Les aliments à base de soja : tonyu (jus de soja), desserts, tofu… ont des teneurs variables, mais souvent élevées en isoflavones. Les enfants de plus de 3 ans, consommateurs de ces aliments, peuvent ainsi être amenés à recevoir des quantités élevées d’isoflavones dépassant la dose de 1 mg/kg/j. Ainsi, un nourrisson de 4 mois alimenté exclusivement avec ces préparations peut recevoir 4 à 9 mg d’isoflavones/kg/j.
Par prudence, il est nécessaire de contrôler ces apports et de limiter l’exposition in utero et néonatale. Toute prise d’aliments à base de soja chez un enfant doit être signalée au médecin.

« LE LAIT DE SOJA PERMET D’ÉVITER LES ALLERGIES AU LAIT DE VACHE »

NON : Il existe des allergies croisées entre les protéines du lait de vache et les protéines du soja.

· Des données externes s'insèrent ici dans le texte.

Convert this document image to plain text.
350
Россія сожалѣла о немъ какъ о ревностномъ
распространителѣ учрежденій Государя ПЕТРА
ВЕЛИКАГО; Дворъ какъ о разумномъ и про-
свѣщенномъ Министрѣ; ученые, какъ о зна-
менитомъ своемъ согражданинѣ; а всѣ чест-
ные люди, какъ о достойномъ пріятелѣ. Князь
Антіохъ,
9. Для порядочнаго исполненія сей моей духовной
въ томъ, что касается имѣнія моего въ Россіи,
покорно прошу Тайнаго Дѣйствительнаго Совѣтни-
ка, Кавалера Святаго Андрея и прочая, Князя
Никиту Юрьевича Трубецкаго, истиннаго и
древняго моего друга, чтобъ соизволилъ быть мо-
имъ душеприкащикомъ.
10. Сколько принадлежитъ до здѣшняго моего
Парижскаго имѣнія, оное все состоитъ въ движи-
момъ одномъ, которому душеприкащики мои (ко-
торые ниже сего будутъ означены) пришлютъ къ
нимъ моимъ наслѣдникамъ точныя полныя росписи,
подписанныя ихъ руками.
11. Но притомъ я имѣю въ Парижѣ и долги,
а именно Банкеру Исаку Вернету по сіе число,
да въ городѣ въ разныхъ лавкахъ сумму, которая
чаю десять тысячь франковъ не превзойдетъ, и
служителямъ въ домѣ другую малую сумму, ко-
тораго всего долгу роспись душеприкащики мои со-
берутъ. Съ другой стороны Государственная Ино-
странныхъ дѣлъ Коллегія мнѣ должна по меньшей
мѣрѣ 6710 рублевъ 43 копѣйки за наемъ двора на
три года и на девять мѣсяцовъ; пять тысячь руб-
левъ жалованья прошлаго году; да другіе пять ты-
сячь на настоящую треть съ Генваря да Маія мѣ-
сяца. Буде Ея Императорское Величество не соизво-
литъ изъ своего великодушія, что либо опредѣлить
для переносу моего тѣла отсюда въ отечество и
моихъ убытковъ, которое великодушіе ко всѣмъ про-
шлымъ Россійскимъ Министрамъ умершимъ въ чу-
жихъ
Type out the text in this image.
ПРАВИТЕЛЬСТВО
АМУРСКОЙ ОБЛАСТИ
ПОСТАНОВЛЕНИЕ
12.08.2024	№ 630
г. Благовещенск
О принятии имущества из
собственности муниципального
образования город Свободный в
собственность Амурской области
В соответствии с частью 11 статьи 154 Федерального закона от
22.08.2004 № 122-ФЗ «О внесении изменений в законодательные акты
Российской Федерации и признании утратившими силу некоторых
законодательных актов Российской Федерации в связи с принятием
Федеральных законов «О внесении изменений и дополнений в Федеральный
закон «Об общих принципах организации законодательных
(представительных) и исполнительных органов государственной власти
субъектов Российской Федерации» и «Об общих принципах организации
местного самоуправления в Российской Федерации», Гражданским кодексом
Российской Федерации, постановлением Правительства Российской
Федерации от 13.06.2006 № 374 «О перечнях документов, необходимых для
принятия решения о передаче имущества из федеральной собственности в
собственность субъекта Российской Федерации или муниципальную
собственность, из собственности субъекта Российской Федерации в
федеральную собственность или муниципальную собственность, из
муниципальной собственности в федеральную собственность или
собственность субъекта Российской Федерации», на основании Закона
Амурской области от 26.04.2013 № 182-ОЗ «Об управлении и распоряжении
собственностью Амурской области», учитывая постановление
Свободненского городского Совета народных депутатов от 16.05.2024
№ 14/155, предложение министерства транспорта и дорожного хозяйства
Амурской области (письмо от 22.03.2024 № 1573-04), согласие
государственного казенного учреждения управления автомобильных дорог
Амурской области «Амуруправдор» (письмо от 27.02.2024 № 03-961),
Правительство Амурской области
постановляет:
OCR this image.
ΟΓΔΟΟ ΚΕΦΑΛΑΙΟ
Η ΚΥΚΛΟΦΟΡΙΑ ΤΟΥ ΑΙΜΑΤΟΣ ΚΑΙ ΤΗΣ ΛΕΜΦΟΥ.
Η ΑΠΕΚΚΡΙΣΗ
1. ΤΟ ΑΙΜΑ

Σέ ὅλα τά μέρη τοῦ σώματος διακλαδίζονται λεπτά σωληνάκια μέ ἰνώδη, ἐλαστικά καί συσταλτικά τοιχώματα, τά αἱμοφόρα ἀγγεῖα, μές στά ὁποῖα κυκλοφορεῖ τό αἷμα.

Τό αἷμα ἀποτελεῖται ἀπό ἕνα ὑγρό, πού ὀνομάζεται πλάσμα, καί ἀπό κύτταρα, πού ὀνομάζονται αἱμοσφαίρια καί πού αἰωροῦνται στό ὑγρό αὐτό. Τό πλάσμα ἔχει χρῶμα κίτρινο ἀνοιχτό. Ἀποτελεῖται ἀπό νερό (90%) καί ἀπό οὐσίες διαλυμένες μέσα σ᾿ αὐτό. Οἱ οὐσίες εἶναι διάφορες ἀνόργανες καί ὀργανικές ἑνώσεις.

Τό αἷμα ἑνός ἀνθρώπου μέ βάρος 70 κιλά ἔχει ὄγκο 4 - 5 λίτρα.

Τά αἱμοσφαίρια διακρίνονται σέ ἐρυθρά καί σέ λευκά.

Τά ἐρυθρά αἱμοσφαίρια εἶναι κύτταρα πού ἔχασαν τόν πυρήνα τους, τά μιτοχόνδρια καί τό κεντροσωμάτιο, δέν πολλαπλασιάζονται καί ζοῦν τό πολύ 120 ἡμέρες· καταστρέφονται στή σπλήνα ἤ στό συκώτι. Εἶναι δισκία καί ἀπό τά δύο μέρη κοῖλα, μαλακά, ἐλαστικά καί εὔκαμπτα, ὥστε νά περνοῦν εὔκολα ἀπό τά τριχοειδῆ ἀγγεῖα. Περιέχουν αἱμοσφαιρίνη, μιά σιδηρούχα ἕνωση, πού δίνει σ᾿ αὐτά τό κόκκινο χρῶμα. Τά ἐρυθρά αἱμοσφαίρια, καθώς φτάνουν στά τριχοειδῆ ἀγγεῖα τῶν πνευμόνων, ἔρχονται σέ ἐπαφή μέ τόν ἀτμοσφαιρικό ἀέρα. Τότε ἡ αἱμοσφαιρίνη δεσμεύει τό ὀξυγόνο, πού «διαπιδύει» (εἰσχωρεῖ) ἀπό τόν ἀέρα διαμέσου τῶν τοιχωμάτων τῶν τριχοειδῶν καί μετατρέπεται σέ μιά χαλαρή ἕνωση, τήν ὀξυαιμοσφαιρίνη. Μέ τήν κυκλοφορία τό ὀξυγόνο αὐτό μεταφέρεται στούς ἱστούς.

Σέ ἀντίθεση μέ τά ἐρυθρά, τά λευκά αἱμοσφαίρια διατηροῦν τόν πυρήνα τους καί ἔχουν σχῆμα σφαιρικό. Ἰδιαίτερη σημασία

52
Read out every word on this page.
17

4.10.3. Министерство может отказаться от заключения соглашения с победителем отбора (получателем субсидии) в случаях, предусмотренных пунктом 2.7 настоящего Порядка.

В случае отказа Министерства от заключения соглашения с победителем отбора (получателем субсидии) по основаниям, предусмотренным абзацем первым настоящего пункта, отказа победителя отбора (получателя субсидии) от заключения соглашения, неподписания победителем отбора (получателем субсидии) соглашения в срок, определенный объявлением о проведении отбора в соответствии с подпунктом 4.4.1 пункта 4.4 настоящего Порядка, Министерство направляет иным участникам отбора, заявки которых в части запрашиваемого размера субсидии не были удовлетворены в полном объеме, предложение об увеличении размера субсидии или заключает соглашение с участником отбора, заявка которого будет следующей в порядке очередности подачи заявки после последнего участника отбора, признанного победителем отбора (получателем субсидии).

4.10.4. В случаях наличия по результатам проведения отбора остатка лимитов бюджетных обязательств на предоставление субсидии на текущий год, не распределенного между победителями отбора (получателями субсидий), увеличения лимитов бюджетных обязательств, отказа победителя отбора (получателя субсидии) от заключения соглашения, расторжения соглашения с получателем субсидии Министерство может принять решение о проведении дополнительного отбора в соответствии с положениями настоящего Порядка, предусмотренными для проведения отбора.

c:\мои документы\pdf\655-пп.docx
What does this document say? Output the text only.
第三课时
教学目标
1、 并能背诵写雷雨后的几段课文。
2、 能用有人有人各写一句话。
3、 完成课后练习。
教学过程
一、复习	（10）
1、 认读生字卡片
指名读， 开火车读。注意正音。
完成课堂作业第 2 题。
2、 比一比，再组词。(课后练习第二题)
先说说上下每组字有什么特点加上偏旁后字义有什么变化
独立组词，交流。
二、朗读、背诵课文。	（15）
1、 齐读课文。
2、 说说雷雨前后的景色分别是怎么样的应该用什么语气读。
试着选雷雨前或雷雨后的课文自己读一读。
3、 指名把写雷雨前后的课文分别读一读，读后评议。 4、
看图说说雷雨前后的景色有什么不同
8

Le traitement de l’allergie aux protéines de la vache consiste à éviter les produits laitiers issus de la vache et de consommer plutôt des fromages de chèvre ou de brebis, mais sans reporter la consommation sur les protéines de soja. Il faut savoir qu’il existe des allergies croisées entre les protéines du lait de vache et les protéines du soja. Ainsi, une vraie allergie aux protéines du lait de vache devrait faire limiter, voire interdire, la consommation de préparations à base de protéines de soja.

ATTENTION : Le lait de soja peut aussi avoir un effet délétère sur la thyroïde.

On connaît depuis longtemps l’effet antithyroïdien du soja, tant chez l’animal que chez l’homme. Dès 1959, Van Wick et al. ont rapporté la présence de goître chez des enfants nourris au lait de soja, régressive après supplémentation iodée ou remplacement du lait par du lait de vache.
On observe aussi que la consommation antérieure de soja dans la petite enfance semble prédisposer à la survenue de maladies thyroïdiennes auto-immunes à l’adolescence. Les dernières études ont montré que les isoflavones de soja étaient d’autant plus perturbatrices du fonctionnement thyroïdien et de son augmentation de volume que l’individu présentait une carence en iode, or la carence en iode est très fréquente en France.
Le mode d’action des isoflavones est connu. Ils s’accumulent dans la thyroïde et perturbent son fonctionnement via l’effet inhibiteur de l’activité de la thyroperoxydase. De plus, chez les enfants hypothyroïdiens, la consommation d’isoflavones peut augmenter les besoins en hormones thyroïdiennes par modification de leur absorption digestive.

« ON DIT QUE LE LAIT DE RIZ OU LE LAIT D’AMANDE PEUVENT REMPLACER LE LAIT »

NON : Du fait de leur composition pauvre en protéines et en lipides, ils ne sont pas adaptés pour le tout petit.

Par rapport au lait de vache, le “lait” de riz a une faible teneur en graisses (1 g contre 3,5 g pour 100 ml) et en protéines (0,2 g contre 3,3 g pour 100 ml). Il est dépourvu de calcium, de phosphore et de vitamines A, D et B2. On peut trouver du “lait” de riz supplémenté en calcium avec une teneur égale à celle du lait de vache (120 mg/100 ml).

Attention aux allergènes !

Les “laits” d’amande ou de noisette peuvent, de plus, être allergènes.

QUE FAUT-IL RETENIR ?

  • Les laits végétaux sont dépourvus de lactose, ce qui les rend digestes pour les personnes qui souffrent d’une intolérance au lactose, mais ils ne sont pas adaptés aux besoins du nourrisson.
  • Certains laits végétaux peuvent aussi être allergisants, comme le lait d’amandes, de noisettes ou de soja.
  • Les laits de soja, en raison des apports en phytoestrogènes, sont à déconseiller par prudence chez l’enfant avant 3 ans, sauf cas très particuliers.
  • En cas de consommation chez l’enfant, il faudra tenir compte de son âge, de son terrain, et palier d’éventuelles carences.